Pour nous accompagner dans notre conviction, nous revenons sur ce fait rapporté le 14 décembre, par le Petit Journal :

« Au pont Solferino, où la Seine est complètement prise, un cocher de maison a voulu traverser le fleuve, hier matin. Il est arrivé sans encombre jusqu’à la hauteur de la deuxième pile ; mais la glace a cédé sous le poids de cet imprudent, dont une des jambes s’est enfoncée dans l’eau à travers la glace. Les efforts qu’il a tentés pour essayer de se retirer ont fait céder un autre morceau de glace, et aussitôt cet homme s’est trouvé complètement plongé dans l’eau jusqu’aux aisselles.

Ce malheureux a poussé un cri de terreur et a eu la présence d’esprit d’étendre les bras, ce qui lui a permis de se soutenir dans cette position périlleuse, en attendant qu’on vint à son secours. Ce n’est qu’au milieu des plus grandes difficultés qu’on est parvenu à le retirer, à demi gelé et sans connaissance. » 

 

Des promeneurs toujours plus nombreux

Toutefois, les jours s’enchaînent et se ressemblent. La neige est toujours là. Le froid intense en dessous de -10°C. se poursuit.

Toutes les conditions pour que la couche de glace devienne plus épaisse.

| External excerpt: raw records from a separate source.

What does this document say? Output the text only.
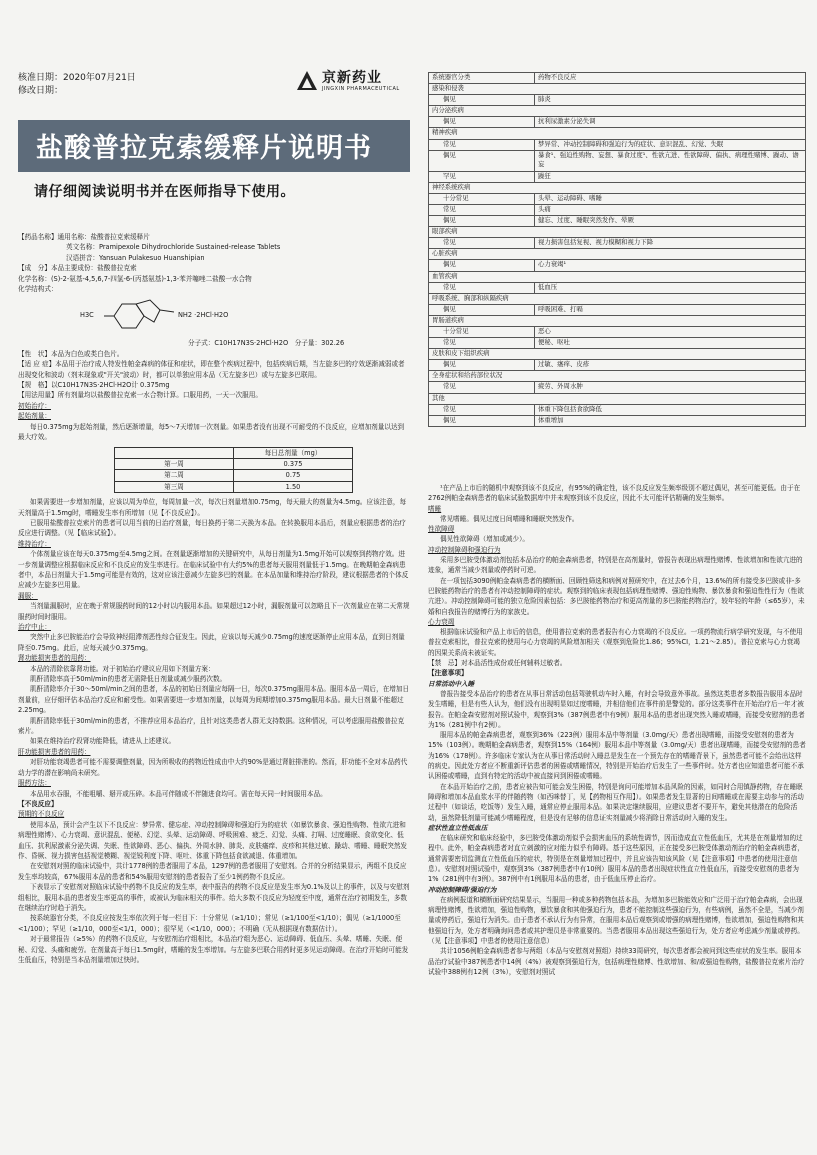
核准日期：2020年07月21日
修改日期：
京新药业
JINGXIN PHARMACEUTICAL
盐酸普拉克索缓释片说明书
请仔细阅读说明书并在医师指导下使用。

【药品名称】通用名称：盐酸普拉克索缓释片

英文名称：Pramipexole Dihydrochloride Sustained-release Tablets

汉语拼音：Yansuan Pulakesuo Huanshipian

【成　分】本品主要成份：盐酸普拉克索

化学名称：(S)-2-氨基-4,5,6,7-四氢-6-(丙基氨基)-1,3-苯并噻唑二盐酸一水合物

化学结构式：

H3C	NH2 ·2HCl·H2O

分子式：C10H17N3S·2HCl·H2O　分子量：302.26

【性　状】本品为白色或类白色片。

【适 应 症】本品用于治疗成人特发性帕金森病的体征和症状，即在整个疾病过程中，包括疾病后期，当左旋多巴的疗效逐渐减弱或者出现变化和波动（剂末现象或"开关"波动）时，都可以单独应用本品（无左旋多巴）或与左旋多巴联用。

【规　格】以C10H17N3S·2HCl·H2O计 0.375mg

【用法用量】所有剂量均以盐酸普拉克索一水合物计算。口服用药，一天一次服用。

初始治疗：

起始剂量：

每日0.375mg为起始剂量，然后逐渐增量，每5～7天增加一次剂量。如果患者没有出现不可耐受的不良反应，应增加剂量以达到最大疗效。

	每日总剂量（mg）
第一周	0.375
第二周	0.75
第三周	1.50

如果需要进一步增加剂量，应该以周为单位，每周加量一次，每次日剂量增加0.75mg，每天最大的剂量为4.5mg。应该注意，每天剂量高于1.5mg时，嗜睡发生率有所增加（见【不良反应】）。

已服用盐酸普拉克索片的患者可以用当前的日治疗剂量，每日换药于第二天换为本品。在转换服用本品后，剂量应根据患者的治疗反应进行调整。（见【临床试验】）。

维持治疗：

个体剂量应该在每天0.375mg至4.5mg之间。在剂量逐渐增加的关键研究中，从每日剂量为1.5mg开始可以观察到药物疗效。进一步剂量调整应根据临床反应和不良反应的发生率进行。在临床试验中有大约5%的患者每天服用剂量低于1.5mg。在晚期帕金森病患者中，本品日剂量大于1.5mg可能是有效的，这对应该注意减少左旋多巴的剂量。在本品加量和维持治疗阶段，建议根据患者的个体反应减少左旋多巴用量。

漏服：

当剂量漏服时，应在晚于常规服药时间的12小时以内服用本品。如果超过12小时，漏服剂量可以忽略且下一次剂量应在第二天常规服药时间时服用。

治疗中止：

突然中止多巴胺能治疗会导致神经阻滞剂恶性综合征发生。因此，应该以每天减少0.75mg的速度逐渐停止应用本品，直到日剂量降至0.75mg。此后，应每天减少0.375mg。

肾功能损害患者的用药：

本品的清除依靠肾功能。对于初始治疗建议应用如下剂量方案：

肌酐清除率高于50ml/min的患者无需降低日剂量或减少服药次数。

肌酐清除率介于30～50ml/min之间的患者，本品的初始日剂量应每隔一日，每次0.375mg服用本品。服用本品一周后，在增加日剂量前，应仔细评估本品治疗反应和耐受性。如果需要进一步增加剂量，以每周为间期增加0.375mg服用本品。最大日剂量不能超过2.25mg。

肌酐清除率低于30ml/min的患者，不推荐应用本品治疗，且针对这类患者人群无支持数据。这种情况，可以考虑服用盐酸普拉克索片。

如果在维持治疗段肾功能降低，请进从上述建议。

肝功能损害患者的用药：

对肝功能衰竭患者可能不需要调整剂量，因为所吸收的药物近性成由中大约90%是通过肾脏排泄的。然而，肝功能不全对本品药代动力学的潜在影响尚未研究。

服药方法：

本品用水吞服，不能咀嚼、掰开或压碎。本品可伴随或不伴随进食均可。需在每天同一时间服用本品。

【不良反应】

预期的不良反应

使用本品，预计会产生以下不良反应：梦异常、健忘症、冲动控制障碍和强迫行为的症状（如暴饮暴食、强迫性购物、性欲亢进和病理性赌博）、心力衰竭、意识混乱、便秘、幻觉、头晕、运动障碍、呼吸困难、疲乏、幻觉、头痛、打嗝、过度睡眠、食欲变化、低血压、抗利尿激素分泌失调、失眠、性欲障碍、恶心、偏执、外周水肿、肺炎、皮肤瘙痒、皮疹和其他过敏、躁动、嗜睡、睡眠突然发作、昏厥、视力损害包括视觉模糊、视觉锐利度下降、呕吐、体重下降包括食欲减退、体重增加。

在安慰剂对照的临床试验中，共计1778例的患者服用了本品，1297例的患者服用了安慰剂。合并的分析结果显示，两组不良反应发生率均较高，67%服用本品的患者和54%服用安慰剂的患者报告了至少1例药物不良反应。

下表显示了安慰剂对照临床试验中药物不良反应的发生率，表中报告的药物不良反应是发生率为0.1%及以上的事件，以及与安慰剂组相比，服用本品的患者发生率更高的事件，或被认为临床相关的事件。给大多数不良反应为轻度至中度，通常在治疗初期发生，多数在继续治疗时趋于消失。

按系统器官分类，不良反应按发生率依次列于每一栏目下：十分常见（≥1/10）；常见（≥1/100至<1/10）；偶见（≥1/1000至<1/100）；罕见（≥1/10，000至<1/1，000）；很罕见（<1/10，000）；不明确（无从根据现有数据估计）。

对于最常报告（≥5%）的药物不良反应，与安慰剂治疗组相比，本品治疗组为恶心、运动障碍、低血压、头晕、嗜睡、失眠、便秘、幻觉、头痛和疲劳。在剂量高于每日1.5mg时，嗜睡的发生率增加。与左旋多巴联合用药时更多见运动障碍。在治疗开始时可能发生低血压，特别是当本品剂量增加过快时。

系统器官分类	药物不良反应
感染和侵袭	
偶见	肺炎
内分泌疾病	
偶见	抗利尿激素分泌失调
精神疾病	
常见	梦异常、冲动控制障碍和强迫行为的症状、意识混乱、幻觉、失眠
偶见	暴食¹、强迫性购物、妄想、暴食过度¹、性欲亢进、性欲障碍、偏执、病理性赌博、躁动、谵妄
罕见	躁狂
神经系统疾病	
十分常见	头晕、运动障碍、嗜睡
常见	头痛
偶见	健忘、过度、睡眠突然发作、晕厥
眼部疾病	
常见	视力损害包括复视、视力模糊和视力下降
心脏疾病	
偶见	心力衰竭¹
血管疾病	
常见	低血压
呼吸系统、胸部和纵隔疾病	
偶见	呼吸困难、打嗝
胃肠道疾病	
十分常见	恶心
常见	便秘、呕吐
皮肤和皮下组织疾病	
偶见	过敏、瘙痒、皮疹
全身症状和给药部位状况	
常见	疲劳、外周水肿
其他	
常见	体重下降包括食欲降低
偶见	体重增加

¹在产品上市后的随机中观察到该不良反应，有95%的确定性，该不良反应发生频率级别不超过偶见，甚至可能更低。由于在2762例帕金森病患者的临床试验数据库中并未观察到该不良反应，因此不太可能评估精确的发生频率。

嗜睡

常见嗜睡。偶见过度日间嗜睡和睡眠突然发作。

性欲障碍

偶见性欲障碍（增加或减少）。

冲动控制障碍和强迫行为

采用多巴胺受体激动剂包括本品治疗的帕金森病患者，特别是在高剂量时，曾报告表现出病理性赌博、性欲增加和性欲亢进的迹象，通常当减少剂量或停药时可逆。

在一项包括3090例帕金森病患者的横断面、回顾性筛选和病例对照研究中，在过去6个月，13.6%的所有接受多巴胺或非-多巴胺能药物治疗的患者有冲动控制障碍的症状。观察到的临床表现包括病理性赌博、强迫性购物、暴饮暴食和强迫性性行为（性欲亢进）。冲动控制障碍可能的独立危险因素包括：多巴胺能药物治疗和更高剂量的多巴胺能药物治疗，较年轻的年龄（≤65岁），未婚和自我报告的赌博行为的家族史。

心力衰竭

根据临床试验和产品上市后的信息，使用普拉克索的患者报告有心力衰竭的不良反应。一项药物流行病学研究发现，与不使用普拉克索相比，普拉克索的使用与心力衰竭的风险增加相关（观察到危险比1.86；95%CI，1.21～2.85）。普拉克索与心力衰竭的因果关系尚未被证实。

【禁　忌】对本品活性成份或任何辅料过敏者。

【注意事项】

日常活动中入睡

曾报告接受本品治疗的患者在从事日常活动包括驾驶机动车时入睡，有时会导致意外事故。虽然这类患者多数报告服用本品时发生嗜睡，但是有些人认为，他们没有出现明显如过度嗜睡，并相信他们在事件前是警觉的。部分这类事件在开始治疗后一年才被报告。在帕金森安慰剂对照试验中，观察到3%（387例患者中有9例）服用本品的患者出现突然入睡或嗜睡，而接受安慰剂的患者为1%（281例中有2例）。

服用本品的帕金森病患者，观察到36%（223例）服用本品中等剂量（3.0mg/天）患者出现嗜睡，而接受安慰剂的患者为15%（103例）。晚期帕金森病患者，观察到15%（164例）服用本品中等剂量（3.0mg/天）患者出现嗜睡，而接受安慰剂的患者为16%（178例）。许多临床专家认为在从事日常活动时入睡总是发生在一个预先存在的嗜睡背景下，虽然患者可能不会给出这样的病史。因此处方者应不断重新评估患者的困倦或嗜睡情况，特别是开始治疗后发生了一些事件时。处方者也应知道患者可能不承认困倦或嗜睡，直到有特定的活动中被直接问到困倦或嗜睡。

在本品开始治疗之前，患者应被告知可能会发生困倦，特别是询问可能增加本品风险的因素，如同时合用镇静药物，存在睡眠障碍和增加本品血浆水平的伴随药物（如西咪替丁，见【药物相互作用】）。如果患者发生显著的日间嗜睡或在需要主动参与的活动过程中（如谈话，吃饭等）发生入睡，通常应停止服用本品。如果决定继续服用，应建议患者不要开车，避免其他潜在的危险活动，虽然降低剂量可能减少嗜睡程度，但是没有足够的信息证实剂量减少将消除日常活动时入睡的发生。

症状性直立性低血压

在临床研究和临床经验中，多巴胺受体激动剂似乎会损害血压的系统性调节，因而造成直立性低血压，尤其是在剂量增加的过程中。此外，帕金森病患者对直立刺激的应对能力似乎有障碍。基于这些原因，正在接受多巴胺受体激动剂治疗的帕金森病患者，通常需要密切监测直立性低血压的症状，特别是在剂量增加过程中，并且应该告知该风险（见【注意事项】中患者的使用注意信息）。安慰剂对照试验中，观察到3%（387例患者中有10例）服用本品的患者出现症状性直立性低血压，而接受安慰剂的患者为1%（281例中有3例）。387例中有1例服用本品的患者，由于低血压停止治疗。

冲动控制障碍/强迫行为

在病例报道和横断面研究结果显示，当服用一种或多种药物包括本品，为增加多巴胺能效应和广泛用于治疗帕金森病，会出现病理性赌博，性欲增加，强迫性购物，暴饮暴食和其他强迫行为，患者不能控制这些强迫行为，有些病例，虽然不全是，当减少剂量或停药后，强迫行为消失。由于患者不承认行为有异常，在服用本品后观察到或增强的病理性赌博，性欲增加，强迫性购物和其他强迫行为，处方者明确询问患者或其护理员是非常重要的。当患者服用本品出现这些强迫行为，处方者应考虑减少剂量或停药。（见【注意事项】中患者的使用注意信息）

共计1056例帕金森病患者参与两组（本品与安慰剂对照组）持续33周研究，每次患者都会被问到这些症状的发生率。服用本品治疗试验中387例患者中14例（4%）被观察到强迫行为，包括病理性赌博、性欲增加、和/或强迫性购物，盐酸普拉克索片治疗试验中388例有12例（3%），安慰剂对照试
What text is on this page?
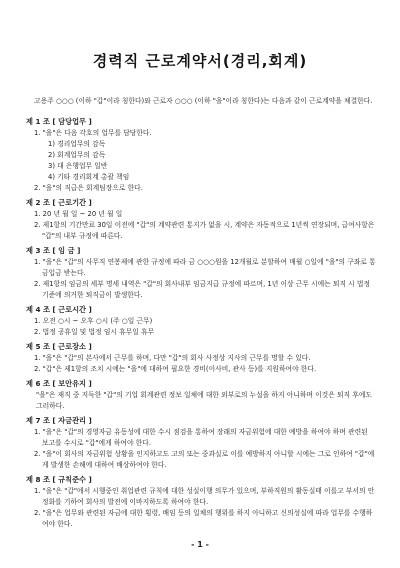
경력직 근로계약서(경리,회계)
고용주 ○○○ (이하 "갑"이라 칭한다)와 근로자 ○○○ (이하 "을"이라 칭한다)는 다음과 같이 근로계약을 체결한다.
제 1 조 [ 담당업무 ]
1. "을"은 다음 각호의 업무를 담당한다.
1) 경리업무의 감독
2) 회계업무의 감독
3) 대 은행업무 일반
4) 기타 경리회계 총괄 책임
2. "을"의 직급은 회계팀장으로 한다.
제 2 조 [ 근로기간 ]
1. 20 년 월 일 ~ 20 년 월 일
2. 제1항의 기간만료 30일 이전에 "갑"의 계약관련 통지가 없을 시, 계약은 자동적으로 1년씩 연장되며, 급여사항은 "갑"의 내부 규정에 따른다.
제 3 조 [ 임 금 ]
1. "을"은 "갑"의 사무직 연봉제에 관한 규정에 따라 금 ○○○원을 12개월로 분할하여 매월 ○일에 "을"의 구좌로 통금입금 받는다.
2. 제1항의 임금의 세부 명세 내역은 "갑"의 회사내부 임금지급 규정에 따르며, 1년 이상 근무 시에는 퇴직 시 법정 기준에 의거한 퇴직금이 발생한다.
제 4 조 [ 근로시간 ]
1. 오전 ○시 ~ 오후 ○시 (주 ○일 근무)
2. 법정 공휴일 및 법정 임시 휴무일 휴무
제 5 조 [ 근로장소 ]
1. "을"은 "갑"의 본사에서 근무를 하며, 다만 "갑"의 회사 사정상 지사의 근무를 명할 수 있다.
2. "갑"은 제1항의 조치 시에는 "을"에 대하여 필요한 경비(이사비, 관사 등)를 지원하여야 한다.
제 6 조 [ 보안유지 ]
"을"은 재직 중 지득한 "갑"의 기업 회계관련 정보 일체에 대한 외부로의 누설을 하지 아니하며 이것은 퇴직 후에도 그러하다.
제 7 조 [ 자금관리 ]
1. "을"은 "갑"의 경영자금 유동성에 대한 수시 점검을 통하여 장래의 자금위험에 대한 예방을 하여야 하며 관련된 보고를 수시로 "갑"에게 하여야 한다.
2. "을"이 회사의 자금위험 상황을 인지하고도 고의 또는 중과실로 이를 예방하지 아니할 시에는 그로 인하여 "갑"에게 발생한 손해에 대하여 배상하여야 한다.
제 8 조 [ 규칙준수 ]
1. "을"은 "갑"에서 시행중인 취업관련 규칙에 대한 성실이행 의무가 있으며, 부하직원의 활동실태 이를고 부서의 안정화를 기하여 회사의 발전에 이바지하도록 하여야 한다.
2. "을"은 업무와 관련된 자금에 대한 횡령, 배임 등의 일체의 행위를 하지 아니하고 신의성실에 따라 업무를 수행하여야 한다.
- 1 -
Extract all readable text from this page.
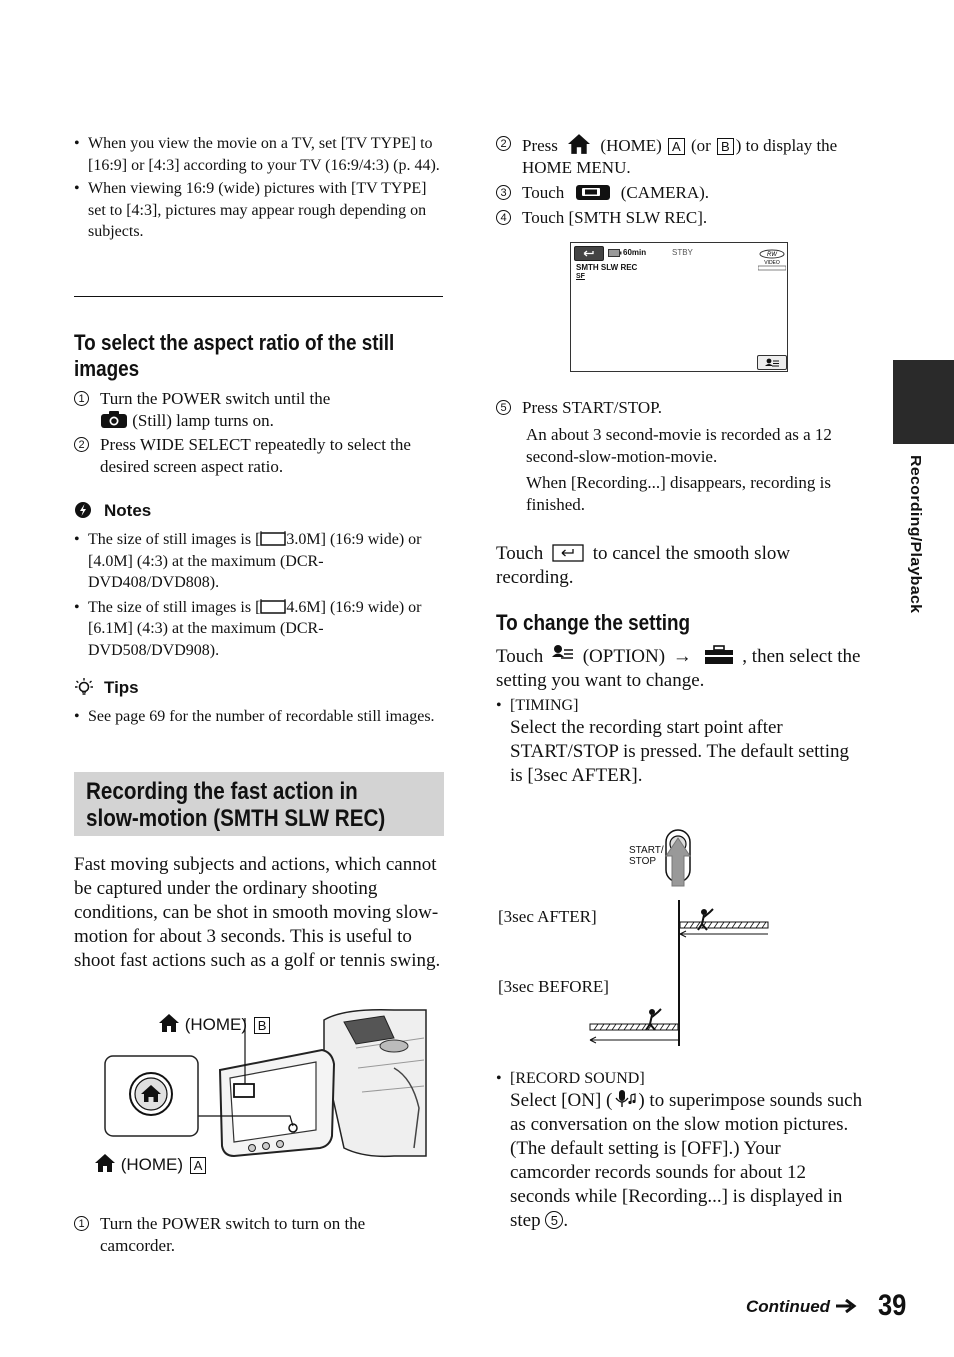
Recording/Playback
• When you view the movie on a TV, set [TV TYPE] to [16:9] or [4:3] according to your TV (16:9/4:3) (p. 44).
• When viewing 16:9 (wide) pictures with [TV TYPE] set to [4:3], pictures may appear rough depending on subjects.
To select the aspect ratio of the still images
1 Turn the POWER switch until the
(Still) lamp turns on.
2 Press WIDE SELECT repeatedly to select the desired screen aspect ratio.
Notes
• The size of still images is [ 3.0M] (16:9 wide) or [4.0M] (4:3) at the maximum (DCR-DVD408/DVD808).
• The size of still images is [ 4.6M] (16:9 wide) or [6.1M] (4:3) at the maximum (DCR-DVD508/DVD908).
Tips
• See page 69 for the number of recordable still images.
Recording the fast action in
slow-motion (SMTH SLW REC)
Fast moving subjects and actions, which cannot be captured under the ordinary shooting conditions, can be shot in smooth moving slow-motion for about 3 seconds. This is useful to shoot fast actions such as a golf or tennis swing.
(HOME) B
(HOME) A
1 Turn the POWER switch to turn on the camcorder.
2 Press	(HOME) A (or B ) to display the HOME MENU.
3 Touch	(CAMERA).
4 Touch [SMTH SLW REC].
60min	STBY	RW
VIDEO
SMTH SLW REC
SF
5 Press START/STOP.
An about 3 second-movie is recorded as a 12 second-slow-motion-movie.
When [Recording...] disappears, recording is finished.
Touch	to cancel the smooth slow recording.
To change the setting
Touch (OPTION) →	, then select the setting you want to change.
• [TIMING]
Select the recording start point after START/STOP is pressed. The default setting is [3sec AFTER].
START/ STOP
[3sec AFTER]
[3sec BEFORE]
• [RECORD SOUND]
Select [ON] ( ) to superimpose sounds such as conversation on the slow motion pictures. (The default setting is [OFF].) Your camcorder records sounds for about 12 seconds while [Recording...] is displayed in step 5 .
Continued	39
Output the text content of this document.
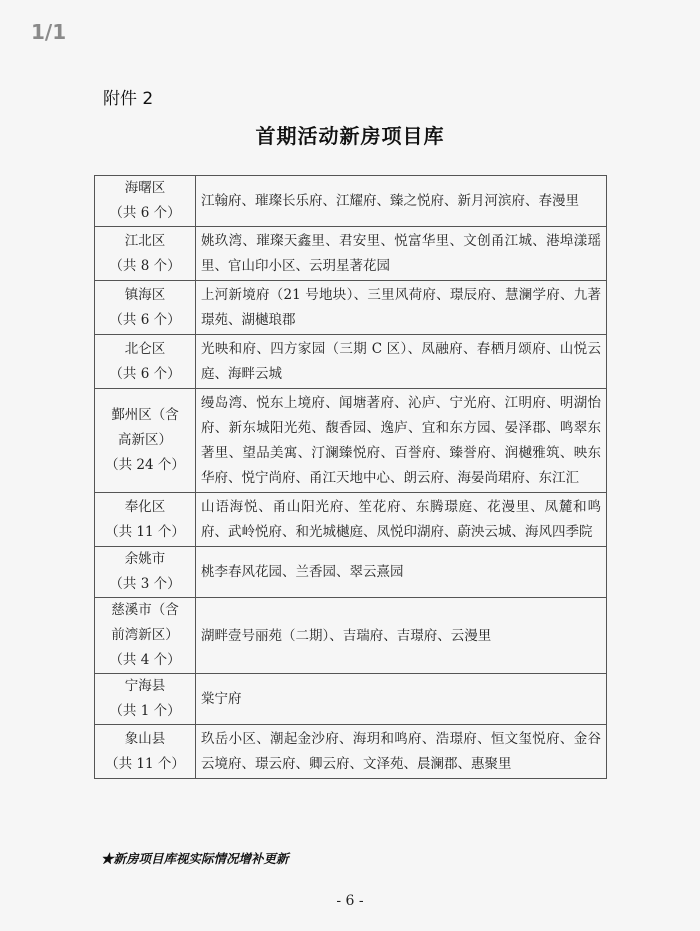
1/1
附件 2
首期活动新房项目库
海曙区
（共 6 个）	江翰府、璀璨长乐府、江耀府、臻之悦府、新月河滨府、春漫里

江北区
（共 8 个）	姚玖湾、璀璨天鑫里、君安里、悦富华里、文创甬江城、港埠漾瑶里、官山印小区、云玥星著花园

镇海区
（共 6 个）	上河新境府（21 号地块）、三里风荷府、璟辰府、慧澜学府、九著璟苑、湖樾琅郡

北仑区
（共 6 个）	光映和府、四方家园（三期 C 区）、凤融府、春栖月颂府、山悦云庭、海畔云城

鄞州区（含
高新区）
（共 24 个）	缦岛湾、悦东上境府、闻塘著府、沁庐、宁光府、江明府、明湖怡府、新东城阳光苑、馥香园、逸庐、宜和东方园、晏泽郡、鸣翠东著里、望品美寓、汀澜臻悦府、百誉府、臻誉府、润樾雅筑、映东华府、悦宁尚府、甬江天地中心、朗云府、海晏尚珺府、东江汇

奉化区
（共 11 个）	山语海悦、甬山阳光府、笙花府、东腾璟庭、花漫里、凤麓和鸣府、武岭悦府、和光城樾庭、凤悦印湖府、蔚泱云城、海风四季院

余姚市
（共 3 个）	桃李春风花园、兰香园、翠云熹园

慈溪市（含
前湾新区）
（共 4 个）	湖畔壹号丽苑（二期）、吉瑞府、吉璟府、云漫里

宁海县
（共 1 个）	棠宁府

象山县
（共 11 个）	玖岳小区、潮起金沙府、海玥和鸣府、浩璟府、恒文玺悦府、金谷云境府、璟云府、卿云府、文泽苑、晨澜郡、惠聚里
★新房项目库视实际情况增补更新
- 6 -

Aussi, la curiosité et le courage des promeneurs se renforcent. Ils y avaient, d’ailleurs, été en quelque sorte encouragé par le rappel d’un épisode étonnant de 1859, rapportée par le Petit Journal du 11 décembre 1879 : « Ce sera la cinquième fois que ce fait se sera produit, dans notre siècle. Si notre mémoire nous est fidèle, en 1859, on avait installé, sur la glace, des baraques et des boutiques, semblables à celles qu’on établit, tous les ans, à partir de Noël, sur les boulevards. »

 

Cette situation se confirme un peu avant les fêtes. Le Petit Journal écrit le 23 décembre 1879 :

« La Seine forme en ce moment un plancher des plus solides ; on peut la passer sans danger dans plusieurs endroits. »

 Ce ne dissuade pas les policiers de prendre garde :

« De nombreux gamins patinent sur le canal Saint-Martin, et les gardiens de la paix sont obligés de garder l’accès des escaliers qui mènent à la Seine pour empêcher les gens d’y descendre. »

 

Cette situation ne le limite pas à la Seine. Rendons sur les bords de Marne avec le Petit Parisien du 15 décembre 1879 !

« La Marne est toujours complètement prise. Hier, décembre, doux constructeurs de bateaux bien connus, MM. Sadoux père et fils ont traversé cette rivière avec une brouette chargée de 100 kilos de charbon. »

Comme on le voit, le froid infernal de 1879 fut difficile pour de nombreux parisiens, dont un certain nombre eurent de graves accidents. Mais l’hiver a ses joies, sans être totalement sans risque.